Frequently asked questions
Why is the word “untouchability” in Article 17 written in inverted commas?
Because the Constitution does not define it. In Devarajiah v. B. Padmanna (AIR 1958 Mys 84) the Mysore High Court held that the inverted commas signal that the word is not used in its literal or grammatical sense but refers to the specific historical caste-based practice as it developed in India. The term is therefore read contextually rather than as an ordinary dictionary word.
What was actually decided in State of Karnataka v. Appa Balu Ingale?
The Supreme Court (Kuldip Singh and K. Ramaswamy JJ, 1995 Supp (4) SCC 469) restored the conviction of accused who, by show of force, stopped Scheduled Caste persons from drawing water from a borewell on the ground that they were untouchables. It is the leading prosecution under Sections 4 and 7 of the Protection of Civil Rights Act, and Justice Ramaswamy's concurrence laid down the Act's purposive interpretation and the threefold purpose of the law.
Does Article 17 apply only against the State?
No. Article 17 is one of the few fundamental rights with horizontal effect — it binds private individuals directly, not merely the State. That is why the Protection of Civil Rights Act can punish private shopkeepers, well-owners and temple managers. Appa Balu Ingale itself involved purely private villagers, and Sukanya Shantha (2024) confirms the converse — that the State too can be a violator, as with caste-based prison manuals.
Is mens rea required for offences under the Protection of Civil Rights Act?
Generally no.

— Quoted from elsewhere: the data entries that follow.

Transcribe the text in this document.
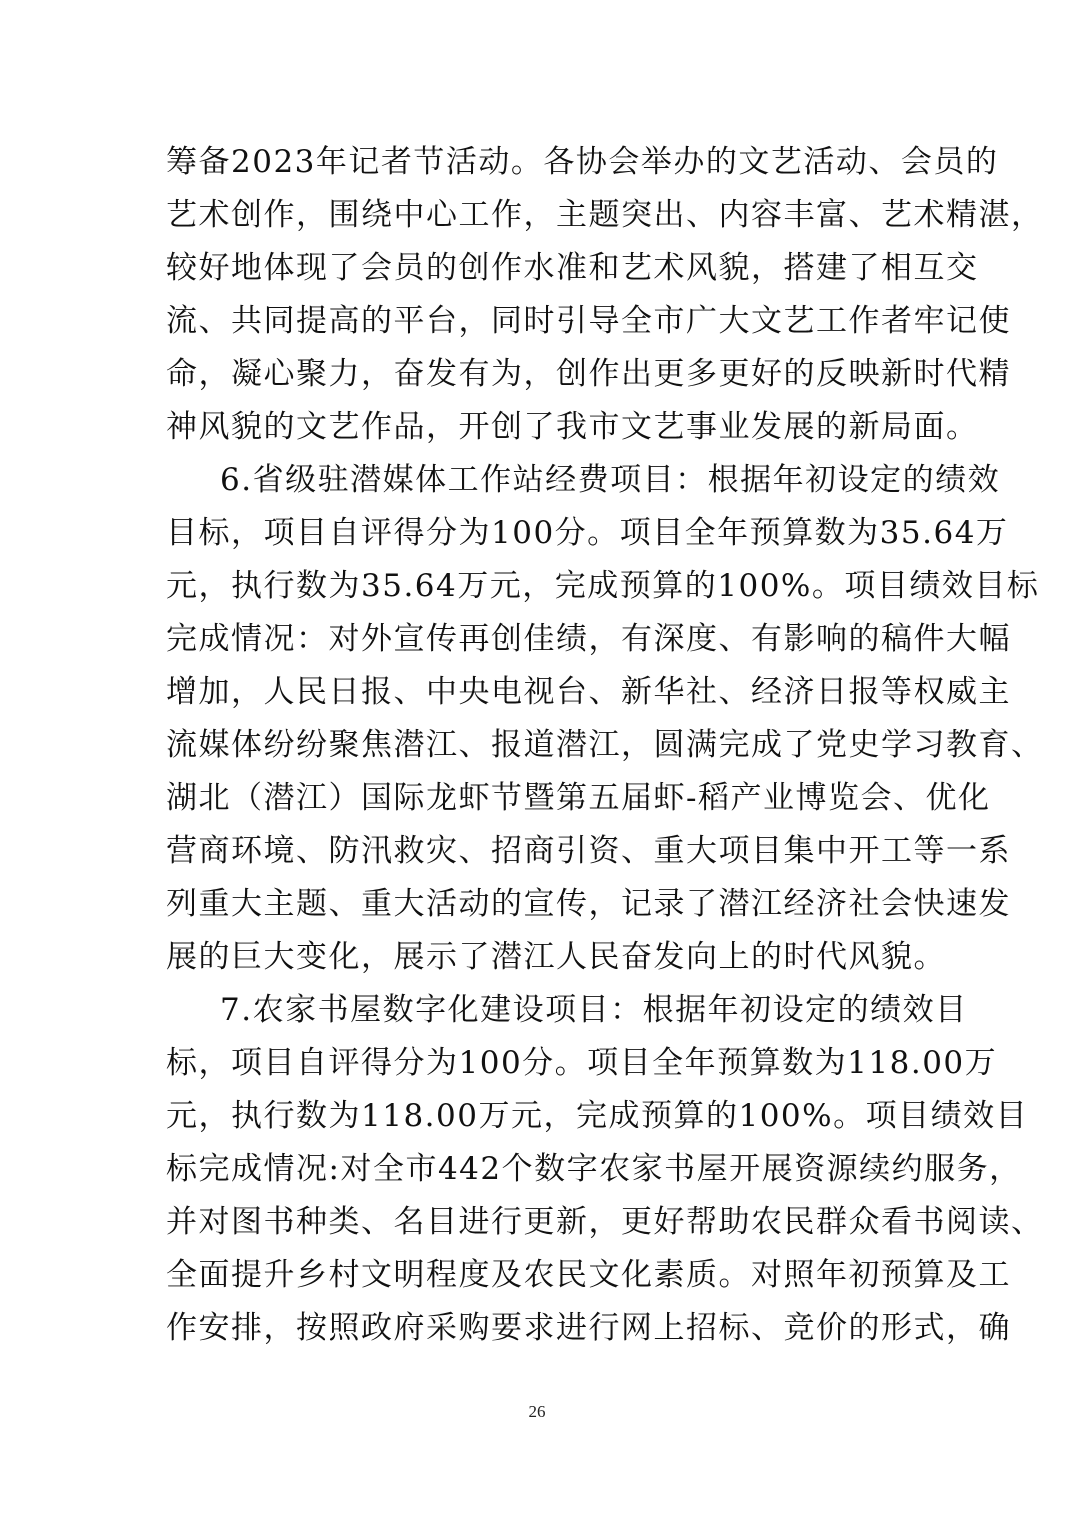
筹备2023年记者节活动。各协会举办的文艺活动、会员的
艺术创作，围绕中心工作，主题突出、内容丰富、艺术精湛，
较好地体现了会员的创作水准和艺术风貌，搭建了相互交
流、共同提高的平台，同时引导全市广大文艺工作者牢记使
命，凝心聚力，奋发有为，创作出更多更好的反映新时代精
神风貌的文艺作品，开创了我市文艺事业发展的新局面。
6.省级驻潜媒体工作站经费项目：根据年初设定的绩效
目标，项目自评得分为100分。项目全年预算数为35.64万
元，执行数为35.64万元，完成预算的100%。项目绩效目标
完成情况：对外宣传再创佳绩，有深度、有影响的稿件大幅
增加，人民日报、中央电视台、新华社、经济日报等权威主
流媒体纷纷聚焦潜江、报道潜江，圆满完成了党史学习教育、
湖北（潜江）国际龙虾节暨第五届虾-稻产业博览会、优化
营商环境、防汛救灾、招商引资、重大项目集中开工等一系
列重大主题、重大活动的宣传，记录了潜江经济社会快速发
展的巨大变化，展示了潜江人民奋发向上的时代风貌。
7.农家书屋数字化建设项目：根据年初设定的绩效目
标，项目自评得分为100分。项目全年预算数为118.00万
元，执行数为118.00万元，完成预算的100%。项目绩效目
标完成情况:对全市442个数字农家书屋开展资源续约服务，
并对图书种类、名目进行更新，更好帮助农民群众看书阅读、
全面提升乡村文明程度及农民文化素质。对照年初预算及工
作安排，按照政府采购要求进行网上招标、竞价的形式，确
26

In Appa Balu Ingale, Justice Ramaswamy held that mens rea is not an essential ingredient of these offences because the Act is social-welfare legislation; proof of the prohibited act on the prohibited ground suffices. This is reinforced by Section 12, which presumes that an act done against a Scheduled Caste member was done on the ground of untouchability unless the contrary is proved.
How does Article 17 connect to manual scavenging?
In Safai Karamchari Andolan v. Union of India ((2014) 11 SCC 224) the Supreme Court held that manual scavenging is rooted in caste and untouchability and is a blatant violation of Article 17 read with Articles 14 and 21. It enforced the 2013 Act and ordered rehabilitation. Section 7A of the Protection of Civil Rights Act independently punishes compelling any person, on the ground of untouchability, to do scavenging or similar work.
Is the Sabarimala reading of Article 17 settled law?
Not conclusively. In the Sabarimala case (Indian Young Lawyers Association v. State of Kerala, (2019) 11 SCC 1) Justice Chandrachud read Article 17 to cover any exclusion based on notions of purity and pollution, including the exclusion of menstruating women; Justice Indu Malhotra dissented, confining Article 17 to caste. The wider questions were referred to a larger Bench in Kantaru Rajeevaru (2019), so the scope of Article 17 remains open.